Question - is it important to know the fill level, or will it be enough to insure the tank is never empty?

#### SgtWookie

Joined Jul 17, 2007
22,210
Well, the S3U with a 35" vertical dimension is $69, and then the OP will need the$4 adapter plate for mounting it. It's made from 316 stainless steel, so he should get a long and trouble-free lifetime out of it - if the interface electronics are properly designed.
It has 240 – 30 ohm operation; that seems to be in the ballpark range of a typical fuel tank level sender. He wouldn't even have to build any electronic interface if he didn't want to - just run a couple of wires down to the camp, and use a multimeter set to read Ohms. 30 Ohms = nearly empty, 240 Ohms = full. Since a 4'x4'x3' tank holds 359 gallons, if the OP multiplies the Ohms x 1.5, they'll get a pretty reasonable estimate of how many gallons are left.

#### picit

Joined Dec 14, 2007
7
Thanks All

The tank will be underground but will be accessible. The S3U looks like it will fit the job as i already have 3 wires buried up to the tank.

Thanks again
Picit

#### SgtWookie

Joined Jul 17, 2007
22,210
I'd go for that solution myself. It'll be worth a few extra bucks for the extra reliability.

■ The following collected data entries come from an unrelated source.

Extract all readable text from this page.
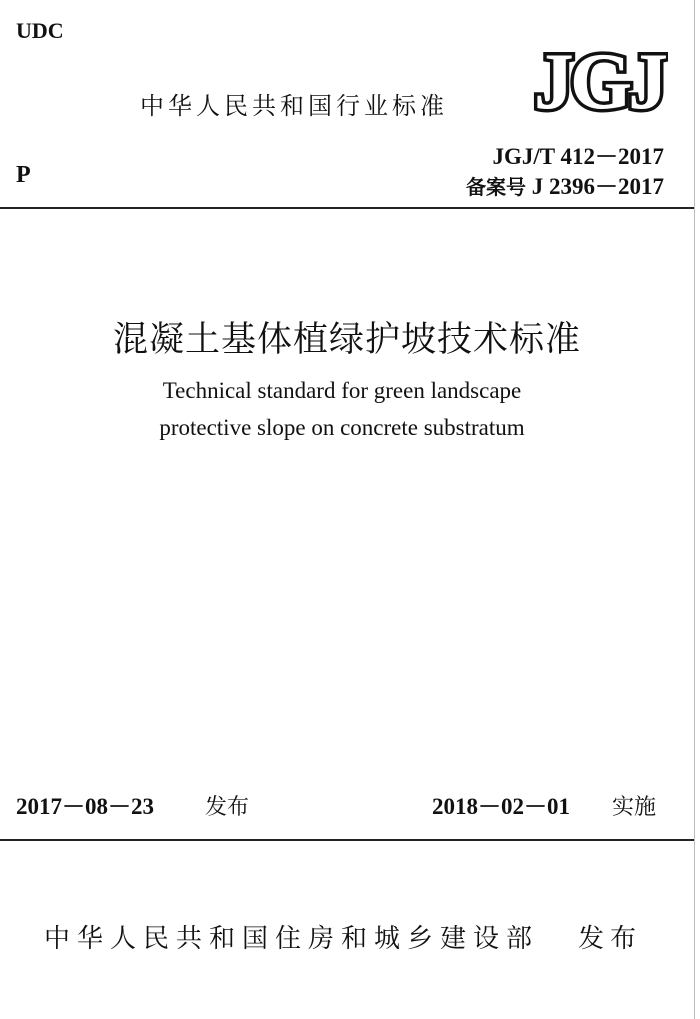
UDC
中华人民共和国行业标准
P
JGJ
JGJ/T 412－2017
备案号 J 2396－2017
混凝土基体植绿护坡技术标准
Technical standard for green landscape
protective slope on concrete substratum
2017－08－23 发布	2018－02－01 实施
中华人民共和国住房和城乡建设部 发布
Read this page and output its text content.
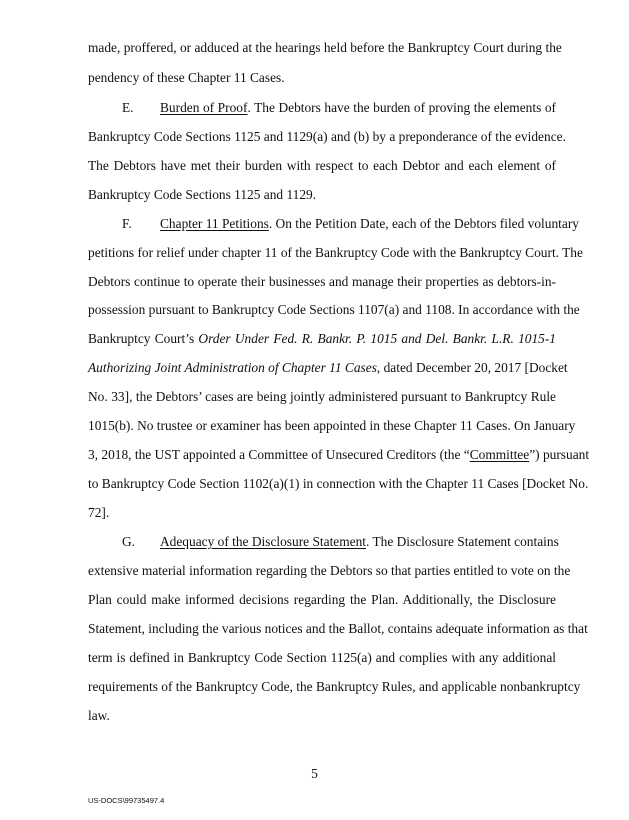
made, proffered, or adduced at the hearings held before the Bankruptcy Court during the
pendency of these Chapter 11 Cases.
E. Burden of Proof. The Debtors have the burden of proving the elements of
Bankruptcy Code Sections 1125 and 1129(a) and (b) by a preponderance of the evidence.
The Debtors have met their burden with respect to each Debtor and each element of
Bankruptcy Code Sections 1125 and 1129.
F. Chapter 11 Petitions. On the Petition Date, each of the Debtors filed voluntary
petitions for relief under chapter 11 of the Bankruptcy Code with the Bankruptcy Court. The
Debtors continue to operate their businesses and manage their properties as debtors-in-
possession pursuant to Bankruptcy Code Sections 1107(a) and 1108. In accordance with the
Bankruptcy Court’s Order Under Fed. R. Bankr. P. 1015 and Del. Bankr. L.R. 1015-1
Authorizing Joint Administration of Chapter 11 Cases, dated December 20, 2017 [Docket
No. 33], the Debtors’ cases are being jointly administered pursuant to Bankruptcy Rule
1015(b). No trustee or examiner has been appointed in these Chapter 11 Cases. On January
3, 2018, the UST appointed a Committee of Unsecured Creditors (the “Committee”) pursuant
to Bankruptcy Code Section 1102(a)(1) in connection with the Chapter 11 Cases [Docket No.
72].
G. Adequacy of the Disclosure Statement. The Disclosure Statement contains
extensive material information regarding the Debtors so that parties entitled to vote on the
Plan could make informed decisions regarding the Plan. Additionally, the Disclosure
Statement, including the various notices and the Ballot, contains adequate information as that
term is defined in Bankruptcy Code Section 1125(a) and complies with any additional
requirements of the Bankruptcy Code, the Bankruptcy Rules, and applicable nonbankruptcy
law.
5
US-DOCS\99735497.4
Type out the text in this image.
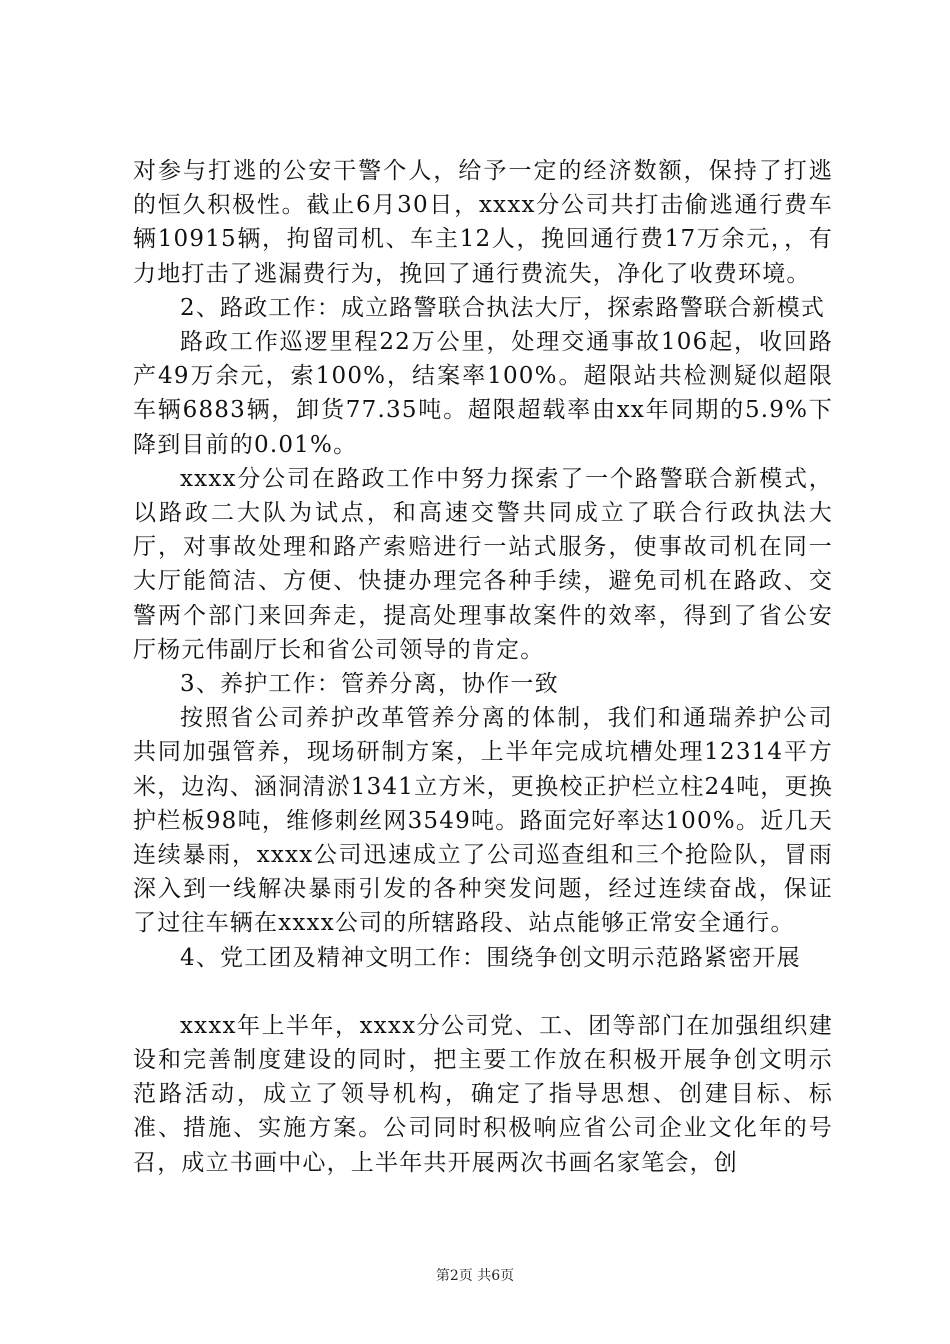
对参与打逃的公安干警个人，给予一定的经济数额，保持了打逃的恒久积极性。截止6月30日，xxxx分公司共打击偷逃通行费车辆10915辆，拘留司机、车主12人，挽回通行费17万余元，，有力地打击了逃漏费行为，挽回了通行费流失，净化了收费环境。

2、路政工作：成立路警联合执法大厅，探索路警联合新模式

路政工作巡逻里程22万公里，处理交通事故106起，收回路产49万余元，索100%，结案率100%。超限站共检测疑似超限车辆6883辆，卸货77.35吨。超限超载率由xx年同期的5.9%下降到目前的0.01%。

xxxx分公司在路政工作中努力探索了一个路警联合新模式，以路政二大队为试点，和高速交警共同成立了联合行政执法大厅，对事故处理和路产索赔进行一站式服务，使事故司机在同一大厅能简洁、方便、快捷办理完各种手续，避免司机在路政、交警两个部门来回奔走，提高处理事故案件的效率，得到了省公安厅杨元伟副厅长和省公司领导的肯定。

3、养护工作：管养分离，协作一致

按照省公司养护改革管养分离的体制，我们和通瑞养护公司共同加强管养，现场研制方案，上半年完成坑槽处理12314平方米，边沟、涵洞清淤1341立方米，更换校正护栏立柱24吨，更换护栏板98吨，维修刺丝网3549吨。路面完好率达100%。近几天连续暴雨，xxxx公司迅速成立了公司巡查组和三个抢险队，冒雨深入到一线解决暴雨引发的各种突发问题，经过连续奋战，保证了过往车辆在xxxx公司的所辖路段、站点能够正常安全通行。

4、党工团及精神文明工作：围绕争创文明示范路紧密开展

xxxx年上半年，xxxx分公司党、工、团等部门在加强组织建设和完善制度建设的同时，把主要工作放在积极开展争创文明示范路活动，成立了领导机构，确定了指导思想、创建目标、标准、措施、实施方案。公司同时积极响应省公司企业文化年的号召，成立书画中心，上半年共开展两次书画名家笔会，创

第2页 共6页
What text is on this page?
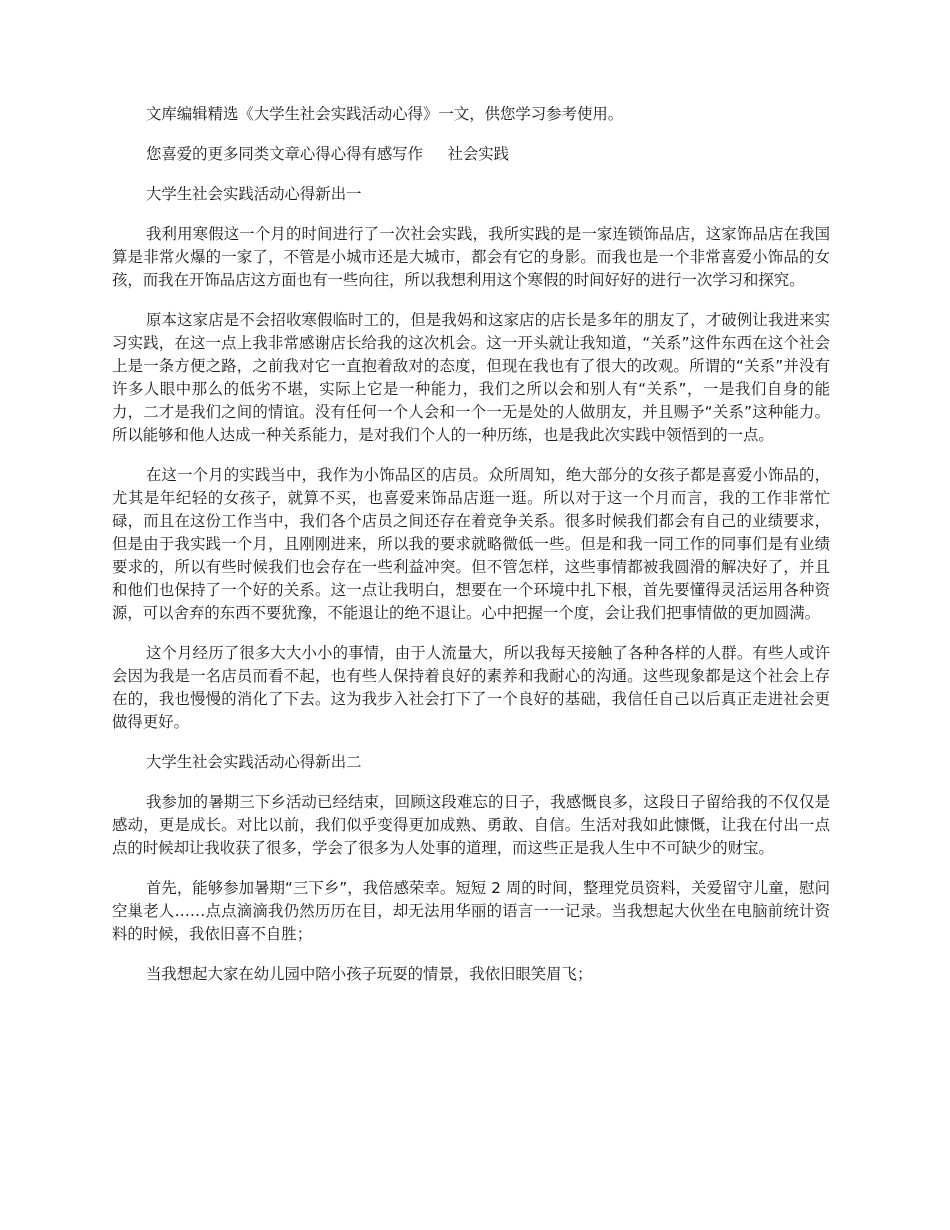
文库编辑精选《大学生社会实践活动心得》一文，供您学习参考使用。
您喜爱的更多同类文章心得心得有感写作     社会实践
大学生社会实践活动心得新出一

我利用寒假这一个月的时间进行了一次社会实践，我所实践的是一家连锁饰品店，这家饰品店在我国算是非常火爆的一家了，不管是小城市还是大城市，都会有它的身影。而我也是一个非常喜爱小饰品的女孩，而我在开饰品店这方面也有一些向往，所以我想利用这个寒假的时间好好的进行一次学习和探究。

原本这家店是不会招收寒假临时工的，但是我妈和这家店的店长是多年的朋友了，才破例让我进来实习实践，在这一点上我非常感谢店长给我的这次机会。这一开头就让我知道，“关系”这件东西在这个社会上是一条方便之路，之前我对它一直抱着敌对的态度，但现在我也有了很大的改观。所谓的“关系”并没有许多人眼中那么的低劣不堪，实际上它是一种能力，我们之所以会和别人有“关系”，一是我们自身的能力，二才是我们之间的情谊。没有任何一个人会和一个一无是处的人做朋友，并且赐予“关系”这种能力。所以能够和他人达成一种关系能力，是对我们个人的一种历练，也是我此次实践中领悟到的一点。

在这一个月的实践当中，我作为小饰品区的店员。众所周知，绝大部分的女孩子都是喜爱小饰品的，尤其是年纪轻的女孩子，就算不买，也喜爱来饰品店逛一逛。所以对于这一个月而言，我的工作非常忙碌，而且在这份工作当中，我们各个店员之间还存在着竞争关系。很多时候我们都会有自己的业绩要求，但是由于我实践一个月，且刚刚进来，所以我的要求就略微低一些。但是和我一同工作的同事们是有业绩要求的，所以有些时候我们也会存在一些利益冲突。但不管怎样，这些事情都被我圆滑的解决好了，并且和他们也保持了一个好的关系。这一点让我明白，想要在一个环境中扎下根，首先要懂得灵活运用各种资源，可以舍弃的东西不要犹豫，不能退让的绝不退让。心中把握一个度，会让我们把事情做的更加圆满。

这个月经历了很多大大小小的事情，由于人流量大，所以我每天接触了各种各样的人群。有些人或许会因为我是一名店员而看不起，也有些人保持着良好的素养和我耐心的沟通。这些现象都是这个社会上存在的，我也慢慢的消化了下去。这为我步入社会打下了一个良好的基础，我信任自己以后真正走进社会更做得更好。

大学生社会实践活动心得新出二

我参加的暑期三下乡活动已经结束，回顾这段难忘的日子，我感慨良多，这段日子留给我的不仅仅是感动，更是成长。对比以前，我们似乎变得更加成熟、勇敢、自信。生活对我如此慷慨，让我在付出一点点的时候却让我收获了很多，学会了很多为人处事的道理，而这些正是我人生中不可缺少的财宝。

首先，能够参加暑期“三下乡”，我倍感荣幸。短短 2 周的时间，整理党员资料，关爱留守儿童，慰问空巢老人……点点滴滴我仍然历历在目，却无法用华丽的语言一一记录。当我想起大伙坐在电脑前统计资料的时候，我依旧喜不自胜；

当我想起大家在幼儿园中陪小孩子玩耍的情景，我依旧眼笑眉飞；
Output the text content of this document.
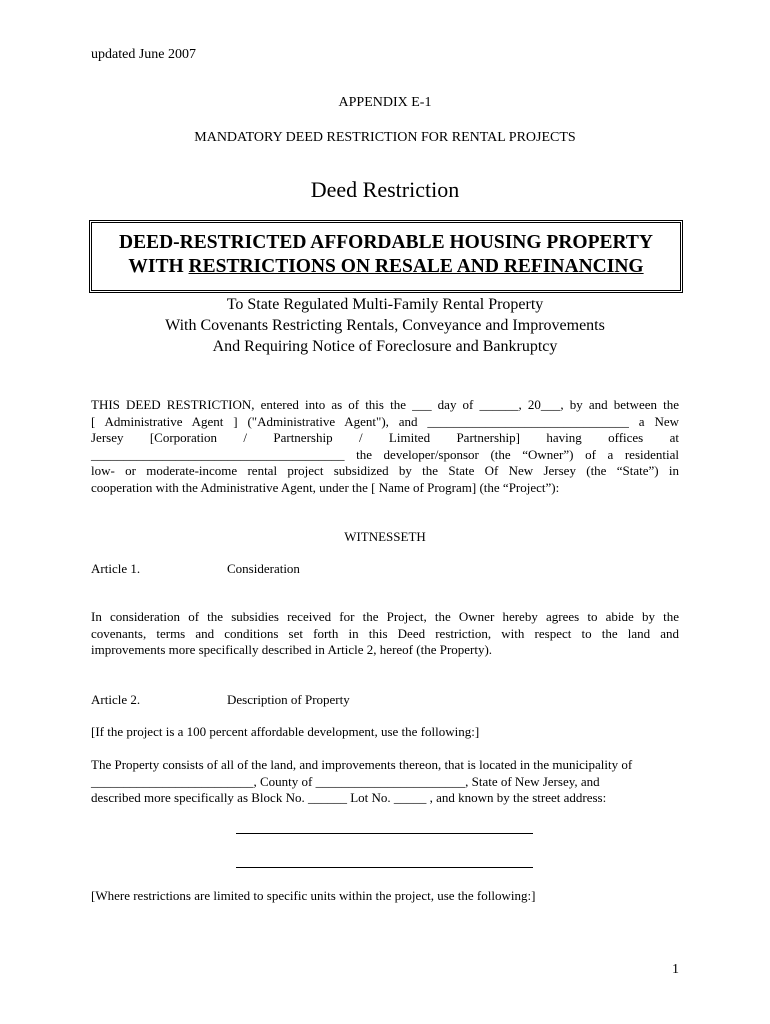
updated June 2007
APPENDIX E-1
MANDATORY DEED RESTRICTION FOR RENTAL PROJECTS
Deed Restriction
DEED-RESTRICTED AFFORDABLE HOUSING PROPERTY
WITH RESTRICTIONS ON RESALE AND REFINANCING
To State Regulated Multi-Family Rental Property
With Covenants Restricting Rentals, Conveyance and Improvements
And Requiring Notice of Foreclosure and Bankruptcy
THIS DEED RESTRICTION, entered into as of this the ___ day of ______, 20___, by and between the
[ Administrative Agent ] ("Administrative Agent"), and _______________________________ a New
Jersey [Corporation / Partnership / Limited Partnership] having offices at
_______________________________________ the developer/sponsor (the “Owner”) of a residential
low- or moderate-income rental project subsidized by the State Of New Jersey (the “State”) in
cooperation with the Administrative Agent, under the [ Name of Program] (the “Project”):
WITNESSETH
Article 1.	Consideration
In consideration of the subsidies received for the Project, the Owner hereby agrees to abide by the
covenants, terms and conditions set forth in this Deed restriction, with respect to the land and
improvements more specifically described in Article 2, hereof (the Property).
Article 2.	Description of Property
[If the project is a 100 percent affordable development, use the following:]
The Property consists of all of the land, and improvements thereon, that is located in the municipality of
_________________________, County of _______________________, State of New Jersey, and
described more specifically as Block No. ______ Lot No. _____ , and known by the street address:
[Where restrictions are limited to specific units within the project, use the following:]
1
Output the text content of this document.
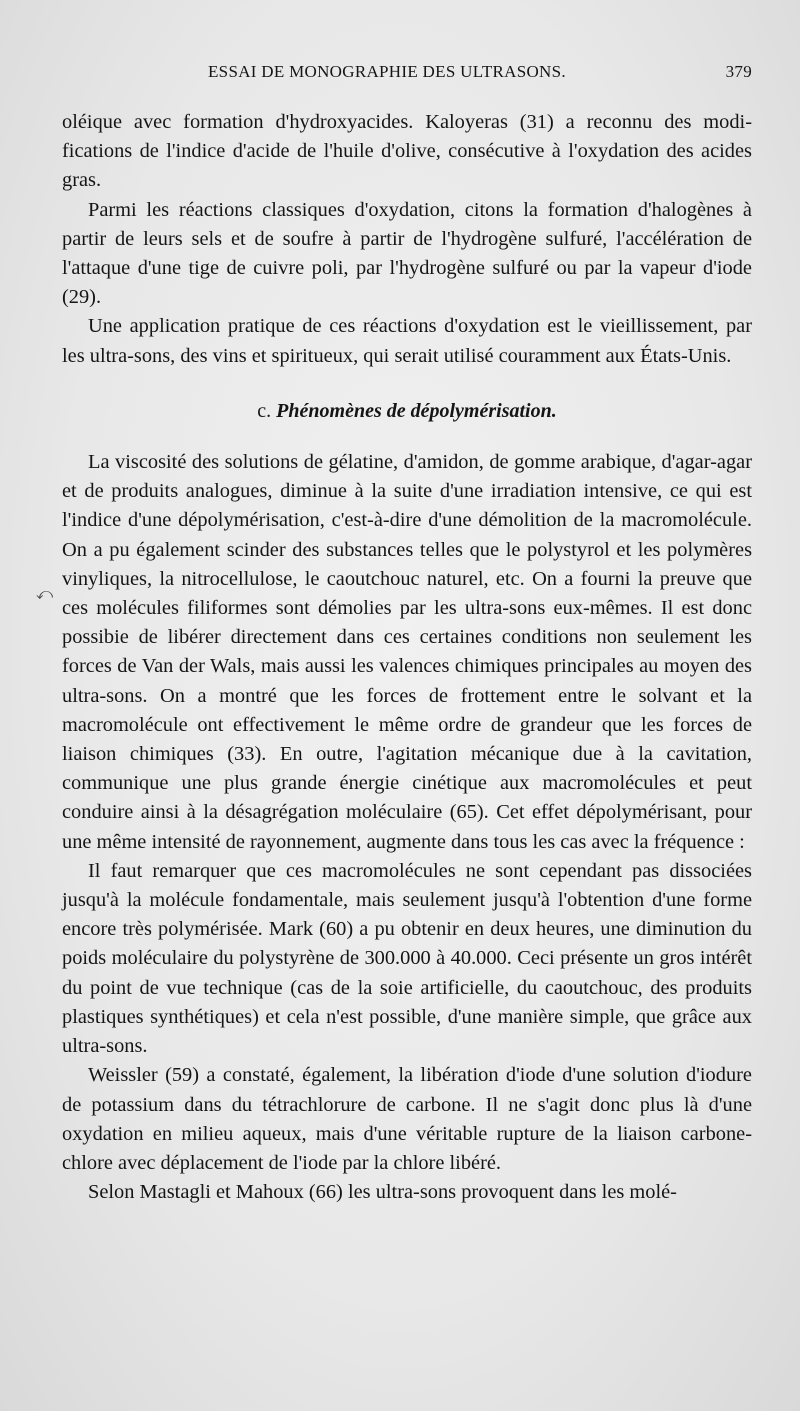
ESSAI DE MONOGRAPHIE DES ULTRASONS.	379
⤺

oléique avec formation d'hydroxyacides. Kaloyeras (31) a reconnu des modifications de l'indice d'acide de l'huile d'olive, consécutive à l'oxydation des acides gras.

Parmi les réactions classiques d'oxydation, citons la formation d'halogènes à partir de leurs sels et de soufre à partir de l'hydrogène sulfuré, l'accélération de l'attaque d'une tige de cuivre poli, par l'hydrogène sulfuré ou par la vapeur d'iode (29).

Une application pratique de ces réactions d'oxydation est le vieillissement, par les ultra-sons, des vins et spiritueux, qui serait utilisé couramment aux États-Unis.

c. Phénomènes de dépolymérisation.

La viscosité des solutions de gélatine, d'amidon, de gomme arabique, d'agar-agar et de produits analogues, diminue à la suite d'une irradiation intensive, ce qui est l'indice d'une dépolymérisation, c'est-à-dire d'une démolition de la macromolécule. On a pu également scinder des substances telles que le polystyrol et les polymères vinyliques, la nitrocellulose, le caoutchouc naturel, etc. On a fourni la preuve que ces molécules filiformes sont démolies par les ultra-sons eux-mêmes. Il est donc possibie de libérer directement dans ces certaines conditions non seulement les forces de Van der Wals, mais aussi les valences chimiques principales au moyen des ultra-sons. On a montré que les forces de frottement entre le solvant et la macromolécule ont effectivement le même ordre de grandeur que les forces de liaison chimiques (33). En outre, l'agitation mécanique due à la cavitation, communique une plus grande énergie cinétique aux macromolécules et peut conduire ainsi à la désagrégation moléculaire (65). Cet effet dépolymérisant, pour une même intensité de rayonnement, augmente dans tous les cas avec la fréquence :

Il faut remarquer que ces macromolécules ne sont cependant pas dissociées jusqu'à la molécule fondamentale, mais seulement jusqu'à l'obtention d'une forme encore très polymérisée. Mark (60) a pu obtenir en deux heures, une diminution du poids moléculaire du polystyrène de 300.000 à 40.000. Ceci présente un gros intérêt du point de vue technique (cas de la soie artificielle, du caoutchouc, des produits plastiques synthétiques) et cela n'est possible, d'une manière simple, que grâce aux ultra-sons.

Weissler (59) a constaté, également, la libération d'iode d'une solution d'iodure de potassium dans du tétrachlorure de carbone. Il ne s'agit donc plus là d'une oxydation en milieu aqueux, mais d'une véritable rupture de la liaison carbone-chlore avec déplacement de l'iode par la chlore libéré.

Selon Mastagli et Mahoux (66) les ultra-sons provoquent dans les molé-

Don't forget that your wire that you ran will have some resistance to it. Exactly how much depends upon the wire gauge and the total length of the wire (round-trip). You'll need to subtract that wire resistance to get the actual resistance of the level sender.

If you're going to bury the connection at the water tank, better use waterproof heat shrink tubing; the kind with glue inside. Electrician's tape is garbage; it'll fall off in a few months. Silicone RTV is corrosive; it emits ascetic acid as it's curing.

#### thingmaker3

Joined May 16, 2005
5,084
Electrician's tape is garbage; it'll fall off in a few months.
Its not "garbage," anymore than a butter knife is "garbage" when a screwdriver is called for. Butter knives work quite well for spreading butter or jelly, just not for putting in screws. Electrician's tape is perfect for temporarily securing cables or wires onto a pull-string or fish-tape. The colored varieties are good for identifying cables. It should never be used as an insulator, though. Use "self-fusing silicon tape" for insulating.

#### SgtWookie

Joined Jul 17, 2007
22,210
Its not "garbage," anymore than a butter knife is "garbage" when a screwdriver is called for. Butter knives work quite well for spreading butter or jelly, just not for putting in screws. Electrician's tape is perfect for temporarily securing cables or wires onto a pull-string or fish-tape. The colored varieties are good for identifying cables. It should never be used as an insulator, though. Use "self-fusing silicon tape" for insulating.
Yeah, OK - it does have some minor (and temporary) uses; just not for what most people think it should be used for.

I found some guy last summer using electrician's tape on a homebuilt aircraft. I nearly had a conniption fit.

I personally love the self-fusing silicone tape, but it's difficult to find, and takes some practice before one can apply it properly.

The heatshrink with the glue inside is relatively easy to use, and won't leak for quite a while.

#### thingmaker3

Joined May 16, 2005
5,084
I found some guy last summer using electrician's tape on a homebuilt aircraft. I nearly had a conniption fit.
YIKES! Step away from the aircraft, Sir!

I personally love the self-fusing silicone tape, but it's difficult to find, and takes some practice before one can apply it properly.
Yes, now that you remind me of it, I do recall a bit of a learning curve for the silicon tape. For a one-off, the goo-tube would indeed be better.

For finding the self-fusing tape, try asking for "tommy tape" or "wrap fix" at your local hardware or farm supply store.